Farea Al-Muslimi stole the show when he appeared at a hearing in Washington this week on the fall-out from American drone strikes. But while he has welcomed the attention, he conceded that his campaign to force a re-examination of the use of unmanned aircraft has barely begun.
“Everyone was telling me that I should celebrate. I told them I am not celebrating. The battle is not over; this is just the first step,” Mr Muslimi, 23, told The Independent in a telephone interview from Washington where on Tuesday he told a Senate sub-committee that his own village of Wessab, south of the Yemeni capital of Sanaa, had been devastated by a US drone days earlier.

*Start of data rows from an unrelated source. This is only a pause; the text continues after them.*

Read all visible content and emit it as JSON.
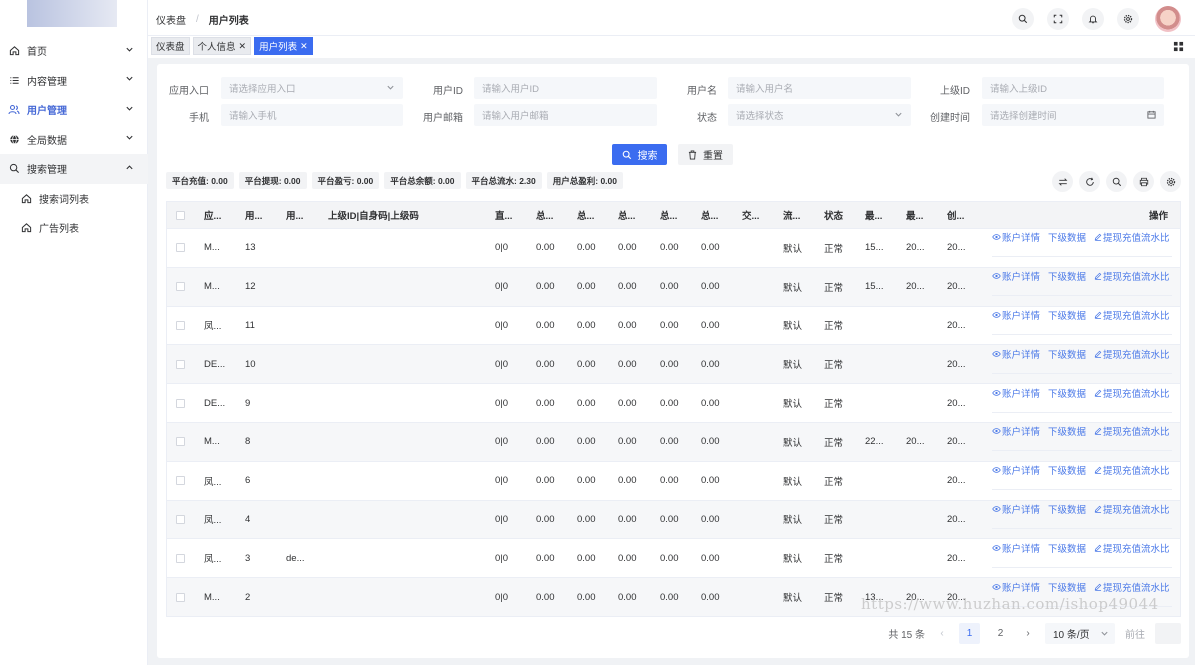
{
  "sidebar": {
    "items": [
      {
        "label": "首页",
        "icon": "home-icon"
      },
      {
        "label": "内容管理",
        "icon": "list-icon"
      },
      {
        "label": "用户管理",
        "icon": "users-icon"
      },
      {
        "label": "全局数据",
        "icon": "globe-icon"
      },
      {
        "label": "搜索管理",
        "icon": "search-icon"
      },
      {
        "label": "搜索词列表",
        "icon": "home-icon"
      },
      {
        "label": "广告列表",
        "icon": "home-icon"
      }
    ]
  },
  "header": {
    "breadcrumb": [
      "仪表盘",
      "用户列表"
    ]
  },
  "tabs": [
    {
      "label": "仪表盘"
    },
    {
      "label": "个人信息"
    },
    {
      "label": "用户列表"
    }
  ],
  "form": {
    "app_entry": {
      "label": "应用入口",
      "placeholder": "请选择应用入口"
    },
    "user_id": {
      "label": "用户ID",
      "placeholder": "请输入用户ID"
    },
    "username": {
      "label": "用户名",
      "placeholder": "请输入用户名"
    },
    "parent_id": {
      "label": "上级ID",
      "placeholder": "请输入上级ID"
    },
    "phone": {
      "label": "手机",
      "placeholder": "请输入手机"
    },
    "email": {
      "label": "用户邮箱",
      "placeholder": "请输入用户邮箱"
    },
    "status": {
      "label": "状态",
      "placeholder": "请选择状态"
    },
    "created": {
      "label": "创建时间",
      "placeholder": "请选择创建时间"
    },
    "search_label": "搜索",
    "reset_label": "重置"
  },
  "stats": [
    "平台充值: 0.00",
    "平台提现: 0.00",
    "平台盈亏: 0.00",
    "平台总余额: 0.00",
    "平台总流水: 2.30",
    "用户总盈利: 0.00"
  ],
  "table": {
    "columns": [
      "应...",
      "用...",
      "用...",
      "上级ID|自身码|上级码",
      "直...",
      "总...",
      "总...",
      "总...",
      "总...",
      "总...",
      "交...",
      "流...",
      "状态",
      "最...",
      "最...",
      "创...",
      "操作"
    ],
    "rows": [
      [
        "M...",
        "13",
        "",
        "",
        "0|0",
        "0.00",
        "0.00",
        "0.00",
        "0.00",
        "0.00",
        "",
        "默认",
        "正常",
        "15...",
        "20...",
        "20..."
      ],
      [
        "M...",
        "12",
        "",
        "",
        "0|0",
        "0.00",
        "0.00",
        "0.00",
        "0.00",
        "0.00",
        "",
        "默认",
        "正常",
        "15...",
        "20...",
        "20..."
      ],
      [
        "凤...",
        "11",
        "",
        "",
        "0|0",
        "0.00",
        "0.00",
        "0.00",
        "0.00",
        "0.00",
        "",
        "默认",
        "正常",
        "",
        "",
        "20..."
      ],
      [
        "DE...",
        "10",
        "",
        "",
        "0|0",
        "0.00",
        "0.00",
        "0.00",
        "0.00",
        "0.00",
        "",
        "默认",
        "正常",
        "",
        "",
        "20..."
      ],
      [
        "DE...",
        "9",
        "",
        "",
        "0|0",
        "0.00",
        "0.00",
        "0.00",
        "0.00",
        "0.00",
        "",
        "默认",
        "正常",
        "",
        "",
        "20..."
      ],
      [
        "M...",
        "8",
        "",
        "",
        "0|0",
        "0.00",
        "0.00",
        "0.00",
        "0.00",
        "0.00",
        "",
        "默认",
        "正常",
        "22...",
        "20...",
        "20..."
      ],
      [
        "凤...",
        "6",
        "",
        "",
        "0|0",
        "0.00",
        "0.00",
        "0.00",
        "0.00",
        "0.00",
        "",
        "默认",
        "正常",
        "",
        "",
        "20..."
      ],
      [
        "凤...",
        "4",
        "",
        "",
        "0|0",
        "0.00",
        "0.00",
        "0.00",
        "0.00",
        "0.00",
        "",
        "默认",
        "正常",
        "",
        "",
        "20..."
      ],
      [
        "凤...",
        "3",
        "de...",
        "",
        "0|0",
        "0.00",
        "0.00",
        "0.00",
        "0.00",
        "0.00",
        "",
        "默认",
        "正常",
        "",
        "",
        "20..."
      ],
      [
        "M...",
        "2",
        "",
        "",
        "0|0",
        "0.00",
        "0.00",
        "0.00",
        "0.00",
        "0.00",
        "",
        "默认",
        "正常",
        "13...",
        "20...",
        "20..."
      ]
    ],
    "actions": [
      "账户详情",
      "下级数据",
      "提现充值流水比"
    ]
  },
  "pagination": {
    "total": "共 15 条",
    "pages": [
      "1",
      "2"
    ],
    "page_size": "10 条/页",
    "goto": "前往"
  },
  "watermark": "https://www.huzhan.com/ishop49044",
  "colors": {
    "primary": "#3b6cf0",
    "link": "#4c7ae8",
    "active_menu": "#4669d6"
  }
}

The testimony was the highlight of the hearings called by Democrat Senator Dick Durbin amid anxiety on Capitol Hill that the drone programme has expanded exponentially. Mr Muslimi, who came to the US on a high school exchange when he was 16, said the strikes are doing the work of radicals by turning the general population against America.
Peter Bergen, an expert on counter-terrorism at the New America Foundation, told the hearing that while George W Bush had authorised only one drone strike in Yemen, at least 46 were launched in the country by the Obama administration in 2012 alone. For Mr Muslimi this has meant trying to square the positive stories he has told of his time in America with the reality of the harm being done by the drones.
The job became harder after the strike last week on Wessab, which killed a local al-Qa’ida leader and four others. In his testimony he contended that the men were well known and the US could simply have requested they be arrested.
“It’s a tragedy,” Mr Muslimi said. “Everyone in my village was angry with the US, and even at me. The kids in the village call me ‘the American’, because I studied there. It’s a personal problem for me as well. I have to explain to this old man in my village, who I had previously told that America is such a great country, why this country is sending drones to attack him.”
His own positive experiences of living in America mean he is not ready to give up on it yet. “It’s not black and white,” he said in the interview. “There are things happening in Washington DC that are not representative of America, and there are things happening in Sanaa that are not representative of Yemen. And that has to be fixed.”